Monday, July 22, 2013

A Room with a View
It was my grandma’s room and I wasn’t supposed to go there. It was the last room of the huge house we used to live in and no one went upstairs during the day anyway. It had her books, perfumes and a nice window toward where the sun set. She had a single bed with a flowery comfort covering it. On her nightstand there was a vintage lamp and few knick-knacks on top of a handmade doily. The scent of baby powder, her beauty secret, in that room was so pungent I almost can smell it again. My grandma had a big bookshelf with lots of grown-up books that I wasn’t allowed to read, although I was 15 years old. I remember borrowing, without the proper authorization, “Jonathan Livingston Seagull” by Richard Back, “Perfume” by Patrick Suskind and “The Unbearable Lightness of Being” by Milan Kundera.

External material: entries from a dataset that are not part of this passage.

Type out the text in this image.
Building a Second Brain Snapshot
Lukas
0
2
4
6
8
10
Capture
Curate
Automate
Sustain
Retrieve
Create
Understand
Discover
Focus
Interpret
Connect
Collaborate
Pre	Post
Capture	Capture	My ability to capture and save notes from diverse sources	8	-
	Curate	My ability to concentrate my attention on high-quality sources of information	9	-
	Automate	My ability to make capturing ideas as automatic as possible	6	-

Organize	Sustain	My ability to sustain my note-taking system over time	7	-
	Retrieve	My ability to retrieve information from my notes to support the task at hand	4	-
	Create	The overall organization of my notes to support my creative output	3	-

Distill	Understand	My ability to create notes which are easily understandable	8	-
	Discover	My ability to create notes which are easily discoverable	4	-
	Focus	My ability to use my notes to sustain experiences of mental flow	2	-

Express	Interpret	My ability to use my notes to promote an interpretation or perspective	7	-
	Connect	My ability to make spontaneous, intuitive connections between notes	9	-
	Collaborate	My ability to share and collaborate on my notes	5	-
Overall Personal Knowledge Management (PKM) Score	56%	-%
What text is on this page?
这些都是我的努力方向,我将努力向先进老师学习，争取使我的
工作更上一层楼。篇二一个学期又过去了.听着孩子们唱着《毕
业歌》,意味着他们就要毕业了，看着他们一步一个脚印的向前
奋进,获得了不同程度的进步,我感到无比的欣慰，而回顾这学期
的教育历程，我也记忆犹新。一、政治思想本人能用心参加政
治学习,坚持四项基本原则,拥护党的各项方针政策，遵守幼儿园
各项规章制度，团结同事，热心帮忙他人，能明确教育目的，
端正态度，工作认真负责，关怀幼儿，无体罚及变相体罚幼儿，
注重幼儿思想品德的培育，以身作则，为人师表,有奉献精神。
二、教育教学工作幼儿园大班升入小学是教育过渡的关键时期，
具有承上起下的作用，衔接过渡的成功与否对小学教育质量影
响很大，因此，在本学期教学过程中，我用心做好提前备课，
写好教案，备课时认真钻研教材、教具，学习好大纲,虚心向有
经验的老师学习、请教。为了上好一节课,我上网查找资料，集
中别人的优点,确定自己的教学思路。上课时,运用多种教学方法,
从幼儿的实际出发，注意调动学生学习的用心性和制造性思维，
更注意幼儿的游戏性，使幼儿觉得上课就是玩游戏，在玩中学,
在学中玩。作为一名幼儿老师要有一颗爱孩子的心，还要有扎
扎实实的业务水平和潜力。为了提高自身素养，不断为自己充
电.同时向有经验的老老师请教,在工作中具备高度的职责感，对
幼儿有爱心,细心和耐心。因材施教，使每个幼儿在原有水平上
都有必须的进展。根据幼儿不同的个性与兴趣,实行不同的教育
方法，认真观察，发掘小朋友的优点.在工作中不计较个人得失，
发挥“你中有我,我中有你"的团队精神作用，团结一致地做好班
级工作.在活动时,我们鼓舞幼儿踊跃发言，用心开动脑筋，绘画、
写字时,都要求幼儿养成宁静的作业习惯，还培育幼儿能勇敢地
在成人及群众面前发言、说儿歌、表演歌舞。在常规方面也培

The window was my favorite spot there. I loved to sit on the window seat to read. If somebody called me from downstairs, I could say I was studying in the next room, the office. I would wait for the sunset and when it was coming, I’d close my book and start paying attention to the sounds of the city: rush hour, lots of cars passing by, people running on the street, some children still playing outside. Then, suddenly, the loud sounds stopped and twilight reigned. Time to put the book back on its place, close the window and head downstairs for dinner. No worries, tomorrow would always be there.